ZEN for a fish

Der folgende Text ist ein Ausschnitt aus dem Text „Grafische Arbeiten zu verschiedenen Zyklen von Albrecht/d.“ von E. Wurster zur Ausstellung in der Galerie Senatore 1984 für die Sendung Prisma des Südwestfunks, Februar 1984. Der vollständige Text ist enthalten in „Albrecht/d. – Collage Geklebtes Mix 1975 – 1985“, Galerie für visuelle Erlebnisse von Bernd Löbach-Hinweiser, Designbuch Verlag Cremlingen 1986.

Was sich zwischen Anarchie und Zen, zwischen Politik und Poesie, zwischen Aufbegehren und entrücktem Aufgehen so ansammelt, das hat Albrecht/d. im Zyklus ‚Zen for a fish‘ in Verdichtungen sichtbar zu machen versucht. 1979 ist dieser Zyklus in London entstanden, die gängigen Stadtansichten, wie sie die Tourismus-Industrie proper farbig klischiert, dienen als Grundlage. In diese bunte Großstadtdynamik läßt Albrecht/d. Fremdes einbrechen, nicht nur zerrissene Fahrkarten und den Stempelaufdruck ZEN, sondern auch Fotos, einmal nur Gräser oder Äste, dann aber auch Krüppel und Folterszenen. Doch das alles ist eher beiläufig, ordnet sich aufgemalten weißen Farbbahnen unter, schwebenden Wischern. Der eigentliche Einbruch ins Klischee ist jedoch jeweils ein großer Fisch.
Ein Fisch ist nicht nur ein Fisch. Ein Fisch ist Symbol. Ein Fisch verkörpert vieles, das Christentum ebenso wie die Fruchtbarkeit, ja das Leben schlechthin. Aus geheimnisvollen Wassertiefen kommend, signalisiert der Fisch etwas vom Ursprung des Lebens, von Vitalität und Freiheit, von stummer Weisheit, und von Kräften, die unserem Bewußtsein entzogen sind.

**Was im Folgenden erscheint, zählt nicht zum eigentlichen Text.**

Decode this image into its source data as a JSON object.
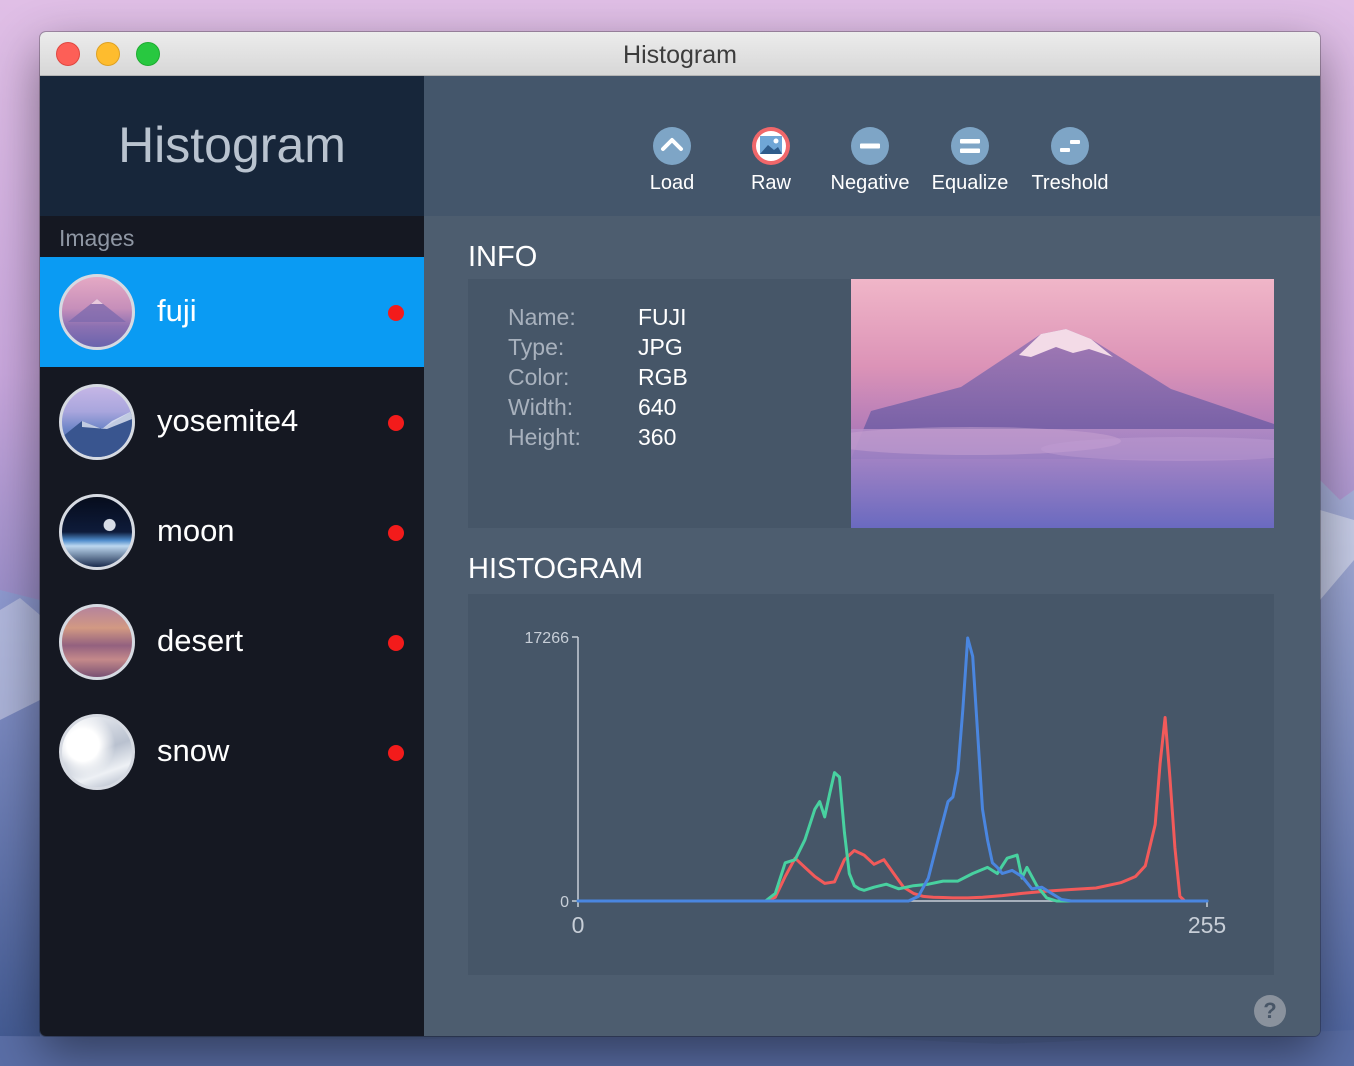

Dieses Symbol aus der Tiefe pflanzt Albrecht/d. mitten in dieses hektische London, das wohl uns, unsere Welt, unsere Verfassung zwischen schönem Schein und brutaler Realität darstellt. Zwar ist der Fisch jeweils durch einen hellen Rand von Big Ben oder Picadilly oder Westminster abgehoben, doch da Albrecht/d. nicht die Collagen selbst anbietet, sondern deren fotografische Wiedergabe, ist das Gegensätzliche auch vereint, sind die Unterschiede eingeebnet.
Seinem Gedankenfluß, den Albrecht/d. mit solchen Arbeiten zum Stillstand bringen will, zu einem kurzen Anhalten, diesem Gedankenfluß entspricht also ein fließendes Ineinander der Medien. Ursprünglich Fotografie, dann deren drucktechnische Verwendung, schließlich Verwendung dieser Druckerzeugnisse für eine Collageund Hinzufügen von malerischen und gestempelten Elementen, zuletzt nochmal fotografische Wiedergabe: Das entrückt, schafft gleichermaßen nochmal Distanz zur Realität wie zur produzierten Wirklichkeit einer reinen Foto-Montage, ohne jedoch ins beliebig Surrreale zu entgleiten.